Fixating on the shadow of military strikes is an excuse for avoiding the hard problem of mustering international unity to confront and persuade Iran to build a nuclear energy program that inherently reassures the international community that Iran will be a constructive, not a threatening, power on the world stage. This means unity in offering more positive incentives than Washington has contemplated, and more determined political and economic pressure than Russia, China, India and others have been willing to endorse. The volume of public warnings over the obvious dangers of military attack is so high compared to discussions of political-economic strategies that one detects an avoidance of responsibility for international stewardship.

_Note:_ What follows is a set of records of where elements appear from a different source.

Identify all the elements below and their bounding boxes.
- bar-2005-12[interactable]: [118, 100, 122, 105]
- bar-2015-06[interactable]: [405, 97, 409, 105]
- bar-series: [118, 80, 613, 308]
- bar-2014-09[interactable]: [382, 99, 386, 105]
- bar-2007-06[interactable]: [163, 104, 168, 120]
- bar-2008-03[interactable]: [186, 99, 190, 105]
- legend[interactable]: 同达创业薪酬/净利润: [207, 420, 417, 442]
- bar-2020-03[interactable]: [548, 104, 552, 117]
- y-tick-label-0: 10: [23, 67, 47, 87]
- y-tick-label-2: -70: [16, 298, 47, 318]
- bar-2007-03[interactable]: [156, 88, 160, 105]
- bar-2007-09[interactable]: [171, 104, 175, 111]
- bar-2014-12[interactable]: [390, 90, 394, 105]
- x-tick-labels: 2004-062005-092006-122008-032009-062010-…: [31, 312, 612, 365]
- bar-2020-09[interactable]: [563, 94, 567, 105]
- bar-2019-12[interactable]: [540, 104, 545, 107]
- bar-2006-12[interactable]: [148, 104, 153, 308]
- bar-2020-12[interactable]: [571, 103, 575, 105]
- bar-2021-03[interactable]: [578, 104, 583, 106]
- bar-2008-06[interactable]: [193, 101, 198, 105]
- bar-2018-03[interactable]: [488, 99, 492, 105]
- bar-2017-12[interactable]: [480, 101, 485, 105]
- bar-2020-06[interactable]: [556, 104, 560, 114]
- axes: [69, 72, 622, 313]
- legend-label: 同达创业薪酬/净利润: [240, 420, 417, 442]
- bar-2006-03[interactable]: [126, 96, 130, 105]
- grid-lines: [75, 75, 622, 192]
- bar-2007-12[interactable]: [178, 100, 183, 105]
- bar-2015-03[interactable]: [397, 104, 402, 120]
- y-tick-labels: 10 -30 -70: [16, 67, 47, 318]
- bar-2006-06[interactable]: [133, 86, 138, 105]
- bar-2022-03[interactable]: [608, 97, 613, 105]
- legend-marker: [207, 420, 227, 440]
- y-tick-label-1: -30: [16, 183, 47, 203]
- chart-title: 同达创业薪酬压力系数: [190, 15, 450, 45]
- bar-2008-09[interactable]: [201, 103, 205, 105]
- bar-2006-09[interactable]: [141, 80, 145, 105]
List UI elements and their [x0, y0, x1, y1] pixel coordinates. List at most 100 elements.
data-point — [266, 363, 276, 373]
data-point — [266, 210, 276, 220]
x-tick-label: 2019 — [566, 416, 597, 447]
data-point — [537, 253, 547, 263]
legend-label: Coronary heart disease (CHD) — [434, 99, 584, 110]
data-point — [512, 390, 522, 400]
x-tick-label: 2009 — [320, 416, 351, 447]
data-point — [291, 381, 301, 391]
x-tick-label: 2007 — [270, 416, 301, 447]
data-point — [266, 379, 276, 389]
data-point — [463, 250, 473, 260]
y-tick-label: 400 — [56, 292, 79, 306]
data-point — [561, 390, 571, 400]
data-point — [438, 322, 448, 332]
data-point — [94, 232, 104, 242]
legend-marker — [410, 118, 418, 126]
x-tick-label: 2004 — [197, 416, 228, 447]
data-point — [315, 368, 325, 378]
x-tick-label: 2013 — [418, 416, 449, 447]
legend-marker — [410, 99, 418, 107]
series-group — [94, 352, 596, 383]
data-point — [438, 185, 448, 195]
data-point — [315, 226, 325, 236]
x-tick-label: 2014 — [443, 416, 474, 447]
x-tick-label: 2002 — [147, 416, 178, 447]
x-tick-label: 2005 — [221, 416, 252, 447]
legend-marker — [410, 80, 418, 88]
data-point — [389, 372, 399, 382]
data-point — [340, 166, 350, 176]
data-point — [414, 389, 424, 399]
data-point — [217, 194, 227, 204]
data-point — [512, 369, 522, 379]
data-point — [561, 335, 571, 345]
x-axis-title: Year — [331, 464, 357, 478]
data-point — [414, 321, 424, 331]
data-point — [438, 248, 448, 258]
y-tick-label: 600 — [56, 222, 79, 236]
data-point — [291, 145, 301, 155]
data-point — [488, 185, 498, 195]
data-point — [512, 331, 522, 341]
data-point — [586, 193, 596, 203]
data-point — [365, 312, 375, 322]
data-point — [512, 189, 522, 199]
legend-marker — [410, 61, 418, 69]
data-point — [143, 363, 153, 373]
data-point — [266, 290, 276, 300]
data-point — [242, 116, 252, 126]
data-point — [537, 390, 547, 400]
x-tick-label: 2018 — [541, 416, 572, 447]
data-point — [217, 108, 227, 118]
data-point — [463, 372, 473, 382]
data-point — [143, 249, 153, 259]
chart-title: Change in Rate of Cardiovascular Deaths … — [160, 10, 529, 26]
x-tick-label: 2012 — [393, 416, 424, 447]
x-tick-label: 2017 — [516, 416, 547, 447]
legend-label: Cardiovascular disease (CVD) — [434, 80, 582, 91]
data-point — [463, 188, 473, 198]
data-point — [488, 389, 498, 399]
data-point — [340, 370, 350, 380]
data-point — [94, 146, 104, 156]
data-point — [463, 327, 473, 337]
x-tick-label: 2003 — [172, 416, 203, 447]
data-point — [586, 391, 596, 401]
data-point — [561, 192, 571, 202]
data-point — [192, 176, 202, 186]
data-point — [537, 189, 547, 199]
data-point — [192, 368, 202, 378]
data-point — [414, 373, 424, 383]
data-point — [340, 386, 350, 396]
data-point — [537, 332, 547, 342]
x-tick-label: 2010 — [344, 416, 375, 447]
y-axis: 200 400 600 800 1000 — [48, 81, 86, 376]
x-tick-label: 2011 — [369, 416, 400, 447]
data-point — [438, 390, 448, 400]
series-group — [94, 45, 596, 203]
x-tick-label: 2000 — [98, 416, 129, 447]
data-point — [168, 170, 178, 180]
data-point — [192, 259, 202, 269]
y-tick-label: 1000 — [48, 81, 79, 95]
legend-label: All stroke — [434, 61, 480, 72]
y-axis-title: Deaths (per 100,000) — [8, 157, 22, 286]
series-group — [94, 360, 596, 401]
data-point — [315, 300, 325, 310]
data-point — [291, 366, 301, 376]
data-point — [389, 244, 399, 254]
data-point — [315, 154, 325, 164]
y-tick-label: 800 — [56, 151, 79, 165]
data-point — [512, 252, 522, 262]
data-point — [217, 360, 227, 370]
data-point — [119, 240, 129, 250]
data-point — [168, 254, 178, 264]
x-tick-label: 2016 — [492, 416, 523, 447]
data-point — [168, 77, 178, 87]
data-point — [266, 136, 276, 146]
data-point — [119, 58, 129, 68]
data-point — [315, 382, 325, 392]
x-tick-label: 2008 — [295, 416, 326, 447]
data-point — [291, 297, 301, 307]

To sharpen the point, imagine if President Bush unequivocally said that there is no military solution to the strategic challenge posed by Iran, and the U.S. will conduct no military operations against Iran unless Iran or its agents attack U.S. or friendly forces. Many would not believe such a declaration, which means there is nothing the U.S. can do in this regard, but if war is set aside does it make any sense now to open the door to uranium enrichment in Iran? Again, why is war being posed as the alternative to be avoided now? Why should Iranian decision-makers and public be spared from facing a higher set of costs in maintaining the current nuclear-weapon-option strategy? Why not hold the line at the critical point of uranium enrichment and offer Iran a higher set of benefits for switching to a nuclear energy policy that the world can live with?
Even leading organizations and individuals that incline toward the pilot-scale-enrichment “compromise” recognize that it is undesirable. What is the imperative to fall back now? Doesn’t it make more sense to seriously try the diplomacy of inducements and pressure by bringing the U.S. off the sidelines and directly into the multilateral negotiations with Iran?